The color can vary – some colonies are light brown and some are black. Occasionally there is a colony of acrobat ants that are multicolored.

In a colony of acrobat ants, all of the workers are the same size. Scientists use the word monomorphic to describe this.

acrobat ant identification

Where Do They Live?

Outdoors, the pests often nest in decaying trees or under rocks and soil. In houses, they colonize wood frames, walls, and insulation. Any water-damaged timber or holes left by other pests, like termites and carpenter ants, are potential nesting sites. They are more common in Southeastern states like Georgia, Florida and Texas.

What Do They Eat?

They eat insects and honeydew. Aphids that suck the juice from leaves produce the honeydew. The acrobat ants often make tiny shelters to protect the aphids while they are feeding. When they move indoors, the ants eat sweets and meat if it is available.

Life Cycle

Winged, swarming acrobat ants surface from existing colonies to start new ones. After mating, the queen finds a nest to lay her eggs. This produces the new colony’s first workers, who maintain the nest and enable the queen to lay more eggs.


Indoors, they frequently nest in wood that is rotting or has been damaged.

When they find wood that has been damaged by termites, the acrobat ant workers clean out the galleries and use the wood as a nesting site. Acrobat ant workers have often been found excavating galleries in Styrofoam sheathing and insulation.

Indoors, acrobat ants often make nests in the wall voids around windows and doors.
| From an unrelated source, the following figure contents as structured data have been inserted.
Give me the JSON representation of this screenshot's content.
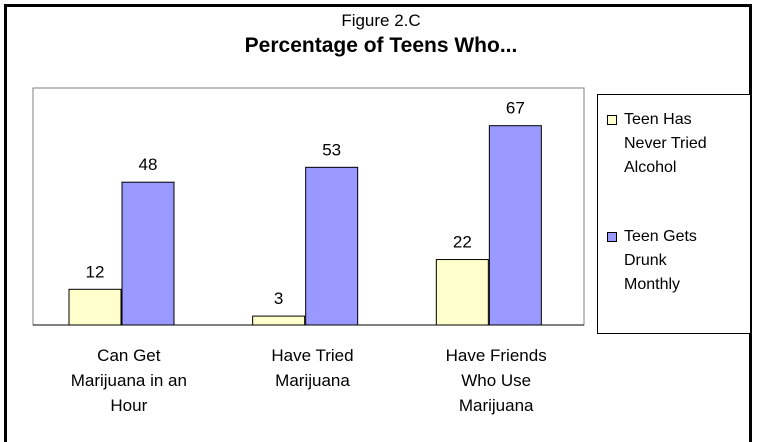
{
  "figure_label": "Figure 2.C",
  "chart_data": {
    "type": "bar",
    "title": "Percentage of Teens Who...",
    "categories": [
      "Can Get Marijuana in an Hour",
      "Have Tried Marijuana",
      "Have Friends Who Use Marijuana"
    ],
    "category_lines": [
      [
        "Can Get",
        "Marijuana in an",
        "Hour"
      ],
      [
        "Have Tried",
        "Marijuana"
      ],
      [
        "Have Friends",
        "Who Use",
        "Marijuana"
      ]
    ],
    "series": [
      {
        "name": "Teen Has Never Tried Alcohol",
        "values": [
          12,
          3,
          22
        ],
        "color": "#ffffcc"
      },
      {
        "name": "Teen Gets Drunk Monthly",
        "values": [
          48,
          53,
          67
        ],
        "color": "#9999ff"
      }
    ],
    "legend_lines": [
      [
        "Teen Has",
        "Never Tried",
        "Alcohol"
      ],
      [
        "Teen Gets",
        "Drunk",
        "Monthly"
      ]
    ],
    "legend_position": "right",
    "grid": false,
    "ylim": [
      0,
      80
    ],
    "xlabel": "",
    "ylabel": ""
  }
}
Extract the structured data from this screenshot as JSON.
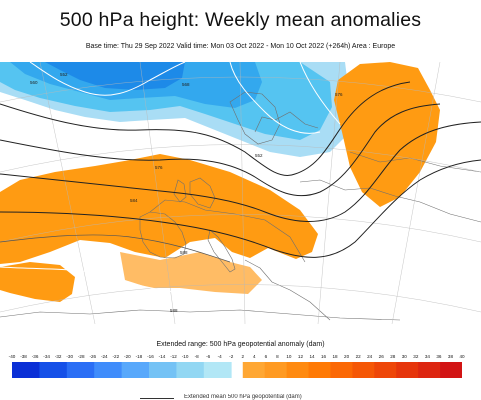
{
  "title": "500 hPa height: Weekly mean anomalies",
  "subtitle": "Base time: Thu 29 Sep 2022 Valid time: Mon 03 Oct 2022 - Mon 10 Oct 2022 (+264h) Area : Europe",
  "map": {
    "contour_labels": [
      "552",
      "560",
      "568",
      "576",
      "584",
      "588",
      "576",
      "552",
      "588"
    ]
  },
  "legend": {
    "title": "Extended range: 500 hPa geopotential anomaly (dam)",
    "ticks": [
      "-40",
      "-38",
      "-36",
      "-34",
      "-32",
      "-30",
      "-28",
      "-26",
      "-24",
      "-22",
      "-20",
      "-18",
      "-16",
      "-14",
      "-12",
      "-10",
      "-8",
      "-6",
      "-4",
      "-2",
      "2",
      "4",
      "6",
      "8",
      "10",
      "12",
      "14",
      "16",
      "18",
      "20",
      "22",
      "24",
      "26",
      "28",
      "30",
      "32",
      "34",
      "36",
      "38",
      "40"
    ],
    "negative_colors": [
      "#0a2fd6",
      "#1550e8",
      "#2a6ef5",
      "#3f8cfb",
      "#58a8fb",
      "#74c2f5",
      "#92d7f3",
      "#b2e7f6"
    ],
    "positive_colors": [
      "#ffa733",
      "#ff9a22",
      "#ff8a10",
      "#ff7a05",
      "#fb6805",
      "#f55706",
      "#ee4608",
      "#e6350b",
      "#dd2610",
      "#d21414"
    ],
    "footer_label": "Extended mean 500 hPa geopotential (dam)"
  }
}
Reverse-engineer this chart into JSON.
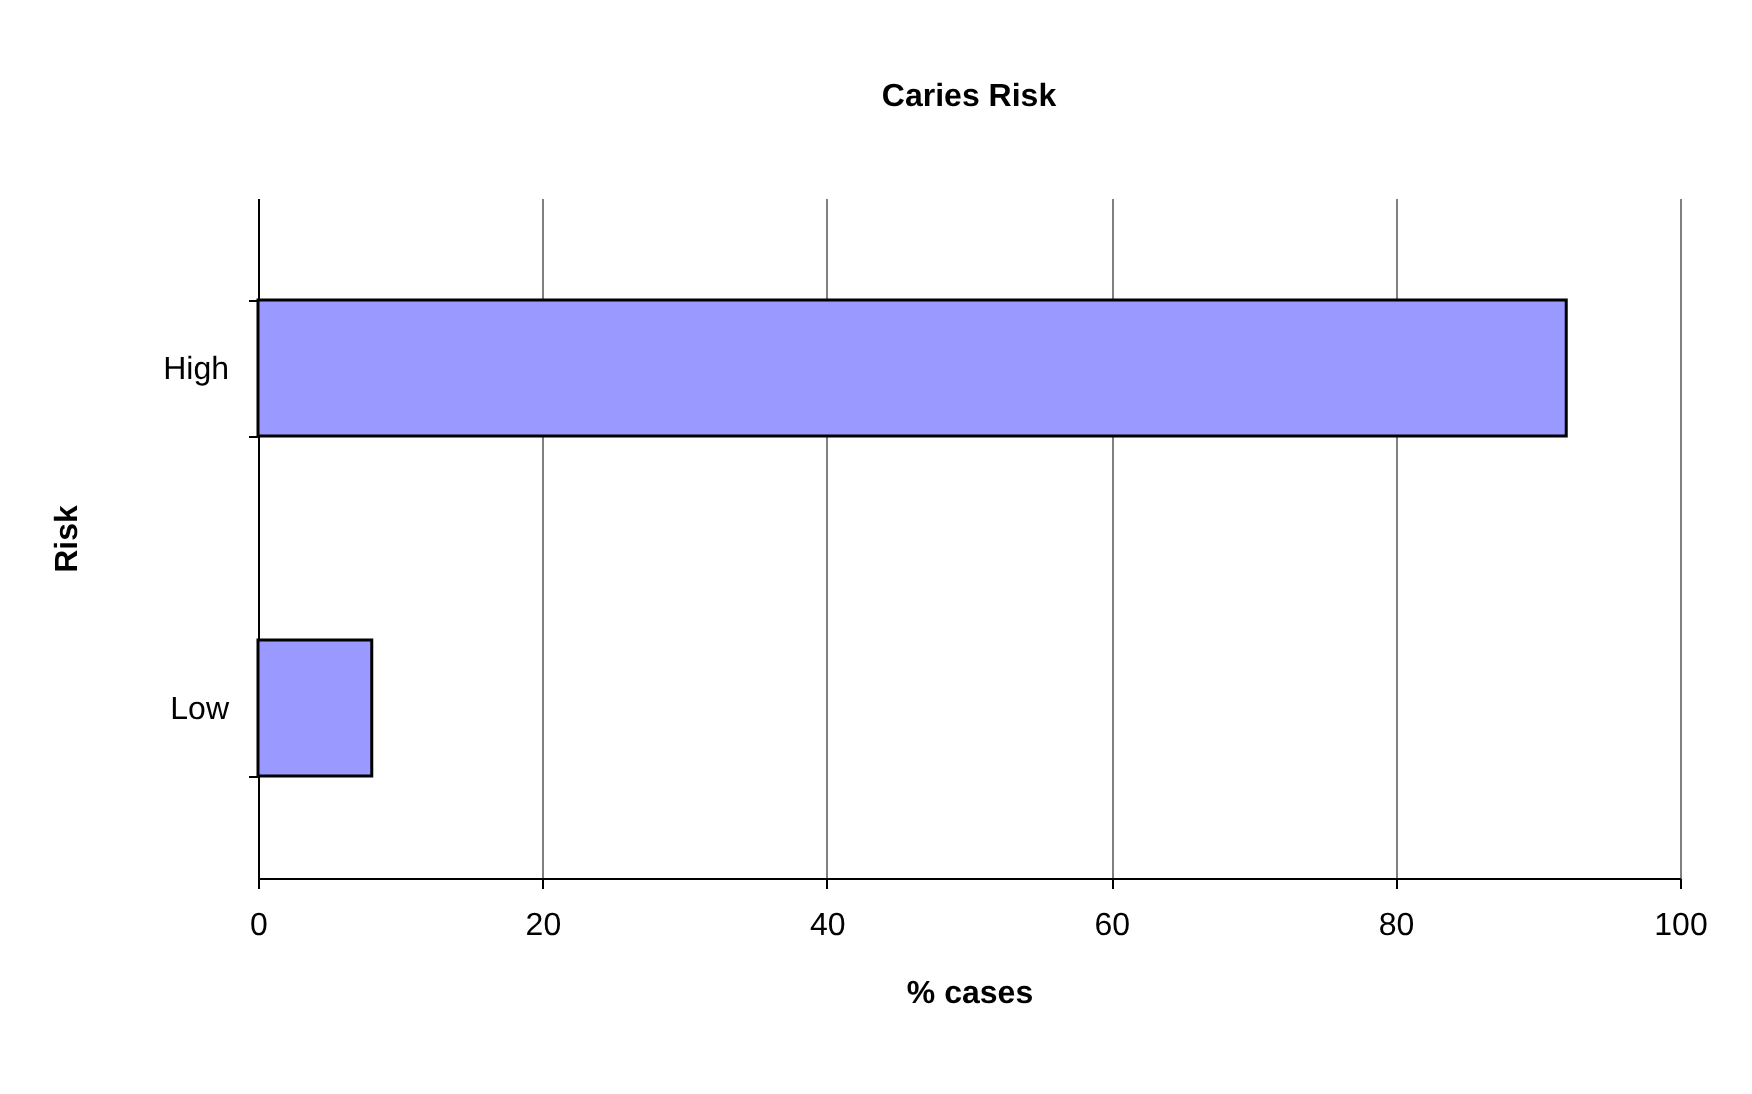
{
  "chart_data": {
    "type": "bar",
    "orientation": "horizontal",
    "title": "Caries Risk",
    "xlabel": "% cases",
    "ylabel": "Risk",
    "categories": [
      "High",
      "Low"
    ],
    "values": [
      92,
      8
    ],
    "color": "#9999ff",
    "xlim": [
      0,
      100
    ],
    "xticks": [
      0,
      20,
      40,
      60,
      80,
      100
    ],
    "grid": "x"
  }
}
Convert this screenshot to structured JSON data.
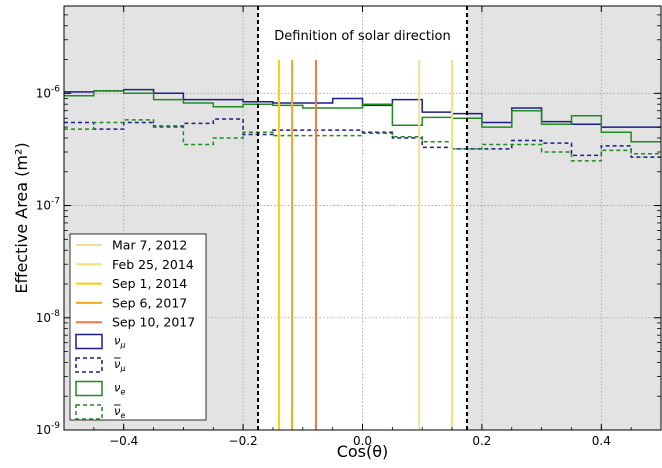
{
  "chart_data": {
    "type": "line",
    "title": "",
    "xlabel": "Cos(θ)",
    "ylabel": "Effective Area (m²)",
    "xlim": [
      -0.5,
      0.5
    ],
    "ylim": [
      1e-09,
      6e-06
    ],
    "yscale": "log",
    "grid": true,
    "legend_position": "lower-left",
    "x_ticks": [
      -0.4,
      -0.2,
      0.0,
      0.2,
      0.4
    ],
    "x_tick_labels": [
      "−0.4",
      "−0.2",
      "0.0",
      "0.2",
      "0.4"
    ],
    "y_ticks": [
      1e-09,
      1e-08,
      1e-07,
      1e-06
    ],
    "y_tick_labels": [
      {
        "base": "10",
        "exp": "-9"
      },
      {
        "base": "10",
        "exp": "-8"
      },
      {
        "base": "10",
        "exp": "-7"
      },
      {
        "base": "10",
        "exp": "-6"
      }
    ],
    "annotation": "Definition of solar direction",
    "solar_region": [
      -0.175,
      0.175
    ],
    "shaded_color": "#e3e3e3",
    "vlines": [
      {
        "name": "Mar 7, 2012",
        "x": 0.095,
        "color": "#f5dc9a"
      },
      {
        "name": "Feb 25, 2014",
        "x": 0.15,
        "color": "#f4e07a"
      },
      {
        "name": "Sep 1, 2014",
        "x": -0.14,
        "color": "#ffcc00"
      },
      {
        "name": "Sep 6, 2017",
        "x": -0.118,
        "color": "#f5a623"
      },
      {
        "name": "Sep 10, 2017",
        "x": -0.078,
        "color": "#f07845"
      }
    ],
    "bin_edges": [
      -0.5,
      -0.45,
      -0.4,
      -0.35,
      -0.3,
      -0.25,
      -0.2,
      -0.15,
      -0.1,
      -0.05,
      0.0,
      0.05,
      0.1,
      0.15,
      0.2,
      0.25,
      0.3,
      0.35,
      0.4,
      0.45,
      0.5
    ],
    "series": [
      {
        "name": "ν_μ",
        "label_base": "ν",
        "label_sub": "μ",
        "bar": false,
        "color": "#1c1c8c",
        "dash": false,
        "values": [
          1.03e-06,
          1.05e-06,
          1.08e-06,
          1e-06,
          8.8e-07,
          8.8e-07,
          8.4e-07,
          8.2e-07,
          8.2e-07,
          9e-07,
          7.8e-07,
          8.8e-07,
          6.8e-07,
          6.6e-07,
          5.5e-07,
          7.4e-07,
          5.6e-07,
          5.3e-07,
          5e-07,
          5e-07
        ]
      },
      {
        "name": "ν̄_μ",
        "label_base": "ν",
        "label_sub": "μ",
        "bar": true,
        "color": "#1c1c8c",
        "dash": true,
        "values": [
          5.5e-07,
          4.8e-07,
          5.5e-07,
          5.1e-07,
          5.4e-07,
          5.9e-07,
          4.3e-07,
          4.7e-07,
          4.7e-07,
          4.7e-07,
          4.5e-07,
          4e-07,
          3.3e-07,
          3.2e-07,
          3.2e-07,
          3.8e-07,
          3.6e-07,
          2.8e-07,
          3.4e-07,
          2.7e-07
        ]
      },
      {
        "name": "ν_e",
        "label_base": "ν",
        "label_sub": "e",
        "bar": false,
        "color": "#1e8c1e",
        "dash": false,
        "values": [
          9.5e-07,
          1.05e-06,
          1e-06,
          8.8e-07,
          8.2e-07,
          7.6e-07,
          8e-07,
          7.8e-07,
          7.4e-07,
          7.4e-07,
          8e-07,
          5.2e-07,
          6.1e-07,
          6e-07,
          5e-07,
          7e-07,
          5.3e-07,
          6.3e-07,
          4.5e-07,
          3.7e-07
        ]
      },
      {
        "name": "ν̄_e",
        "label_base": "ν",
        "label_sub": "e",
        "bar": true,
        "color": "#1e8c1e",
        "dash": true,
        "values": [
          4.8e-07,
          5.5e-07,
          5.8e-07,
          5e-07,
          3.5e-07,
          4e-07,
          4.5e-07,
          4.2e-07,
          4.2e-07,
          4.2e-07,
          4.4e-07,
          4.1e-07,
          3.7e-07,
          3.2e-07,
          3.5e-07,
          3.5e-07,
          3e-07,
          2.5e-07,
          3.1e-07,
          2.9e-07
        ]
      }
    ]
  }
}
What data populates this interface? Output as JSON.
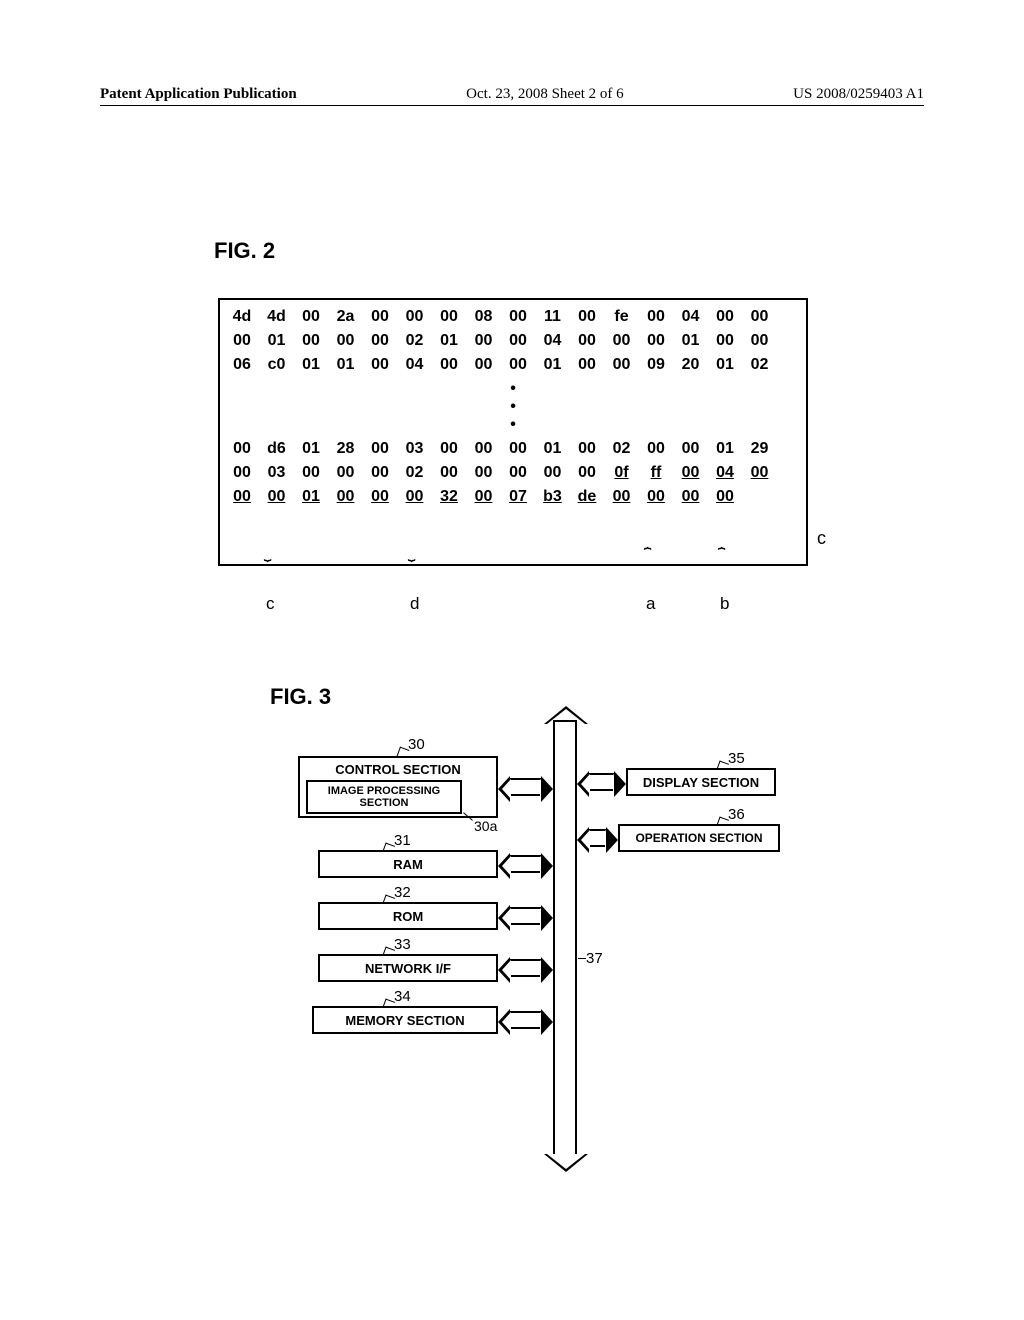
{
  "header": {
    "left": "Patent Application Publication",
    "mid": "Oct. 23, 2008  Sheet 2 of 6",
    "right": "US 2008/0259403 A1"
  },
  "fig2": {
    "label": "FIG. 2",
    "rows_top": [
      [
        "4d",
        "4d",
        "00",
        "2a",
        "00",
        "00",
        "00",
        "08",
        "00",
        "11",
        "00",
        "fe",
        "00",
        "04",
        "00",
        "00"
      ],
      [
        "00",
        "01",
        "00",
        "00",
        "00",
        "02",
        "01",
        "00",
        "00",
        "04",
        "00",
        "00",
        "00",
        "01",
        "00",
        "00"
      ],
      [
        "06",
        "c0",
        "01",
        "01",
        "00",
        "04",
        "00",
        "00",
        "00",
        "01",
        "00",
        "00",
        "09",
        "20",
        "01",
        "02"
      ]
    ],
    "rows_bottom": [
      [
        "00",
        "d6",
        "01",
        "28",
        "00",
        "03",
        "00",
        "00",
        "00",
        "01",
        "00",
        "02",
        "00",
        "00",
        "01",
        "29"
      ],
      [
        "00",
        "03",
        "00",
        "00",
        "00",
        "02",
        "00",
        "00",
        "00",
        "00",
        "00",
        "0f",
        "ff",
        "00",
        "04",
        "00"
      ],
      [
        "00",
        "00",
        "01",
        "00",
        "00",
        "00",
        "32",
        "00",
        "07",
        "b3",
        "de",
        "00",
        "00",
        "00",
        "00"
      ]
    ],
    "underline_bottom_row1_from": 11,
    "underline_bottom_row2_all": true,
    "annotations": {
      "c1": "c",
      "d": "d",
      "a": "a",
      "b": "b",
      "c2": "c"
    }
  },
  "fig3": {
    "label": "FIG. 3",
    "bus_ref": "37",
    "left_blocks": [
      {
        "ref": "30",
        "label": "CONTROL SECTION",
        "sub_ref": "30a",
        "sub_label": "IMAGE PROCESSING SECTION"
      },
      {
        "ref": "31",
        "label": "RAM"
      },
      {
        "ref": "32",
        "label": "ROM"
      },
      {
        "ref": "33",
        "label": "NETWORK I/F"
      },
      {
        "ref": "34",
        "label": "MEMORY SECTION"
      }
    ],
    "right_blocks": [
      {
        "ref": "35",
        "label": "DISPLAY SECTION"
      },
      {
        "ref": "36",
        "label": "OPERATION SECTION"
      }
    ]
  }
}
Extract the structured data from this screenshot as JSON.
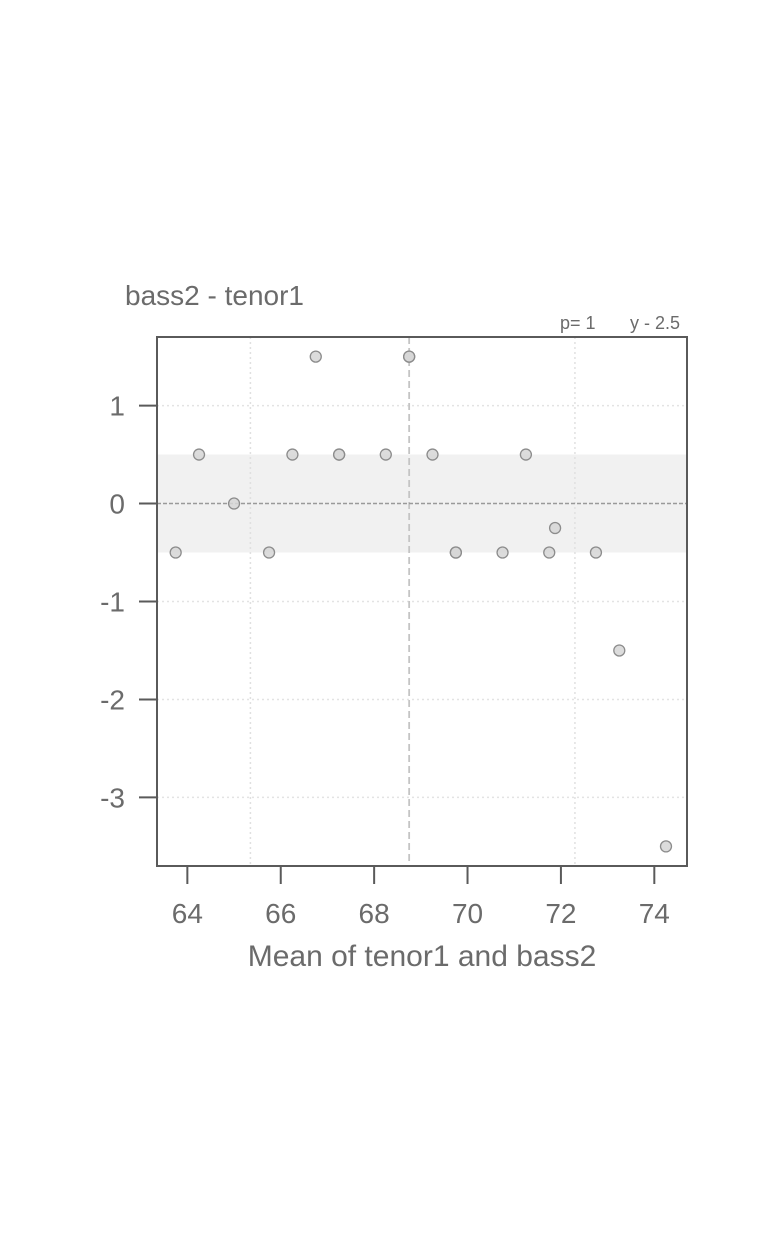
{
  "chart_data": {
    "type": "scatter",
    "title": "bass2 - tenor1",
    "xlabel": "Mean of tenor1 and bass2",
    "ylabel": "",
    "annotation_p": "p=  1",
    "annotation_y": "y - 2.5",
    "xlim": [
      63.35,
      74.7
    ],
    "ylim": [
      -3.7,
      1.7
    ],
    "x_ticks": [
      64,
      66,
      68,
      70,
      72,
      74
    ],
    "y_ticks": [
      1,
      0,
      -1,
      -2,
      -3
    ],
    "x_tick_labels": [
      "64",
      "66",
      "68",
      "70",
      "72",
      "74"
    ],
    "y_tick_labels": [
      "1",
      "0",
      "-1",
      "-2",
      "-3"
    ],
    "band": [
      -0.5,
      0.5
    ],
    "reference_line_y": 0,
    "vertical_lines": {
      "dotted": [
        65.35,
        72.3
      ],
      "dashed": [
        68.75
      ]
    },
    "grid": true,
    "points": {
      "x": [
        63.75,
        64.25,
        65.0,
        65.75,
        66.25,
        66.75,
        67.25,
        67.25,
        68.25,
        68.75,
        68.75,
        69.25,
        69.75,
        69.75,
        70.75,
        71.25,
        71.75,
        71.875,
        72.75,
        73.25,
        74.25
      ],
      "y": [
        -0.5,
        0.5,
        0.0,
        -0.5,
        0.5,
        1.5,
        0.5,
        0.5,
        0.5,
        1.5,
        1.5,
        0.5,
        -0.5,
        -0.5,
        -0.5,
        0.5,
        -0.5,
        -0.25,
        -0.5,
        -1.5,
        -3.5
      ]
    },
    "colors": {
      "point_fill": "#d6d6d6",
      "point_stroke": "#8c8c8c",
      "band": "#f1f1f1",
      "frame": "#5a5a5a",
      "text": "#6b6b6b"
    }
  }
}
They have been found removing the insulation from electric wires.

Problems Caused by Acrobat Ants

These insects are primarily nuisance pests. Outdoors, an acrobat ant colony may infest trees or decks with rotting wood. The pests also bite people who disturb their nests while attempting removal or doing yardwork.

In the house, noticing acrobat ants around wood can alert homeowners to rot or other problems. Unlike termites or carpenter ants, this species rarely adds to the damage. However, acrobat ants could contaminate pantry food, and large populations are unsightly and annoying.

Do You Have Them?

Many times homeowners are unaware that acrobat ants are active until they start to see the debris that the ants push out of the nesting sites. When the ants are nesting in an exterior wall, the homeowner often finds Styrofoam debris on the ground outside.

Additional signs of acrobat ants include:

  • Leaks or water damage, which attract the pests.
  • Flying swarmers around roofing, siding, or stumps in the yard.
  • Small holes in structures, especially where other insects previously infested.
  • Sawdust or other debris near wood.

How to Get Rid of Them?

A careful inspection is the first step in preventing acrobat ants from invading. Trim tree limbs that touch the house. Make sure exterior doors close tightly and replace missing weather-stripping. Small pieces of plastic screen can help keep the ants from entering through weep holes.

To deter acrobat ants from entering the house, store food in sealed containers to mask its smell. Homeowners can also eliminate entry points. Seal cracks, such as gaps where utilities enter walls, and trim any trees or plants that touch the house.

Once an infestation begins, it’s unlikely to stop until the nest is located and removed. Enlisting the help of pest professionals can ensure that this process is safe and thorough.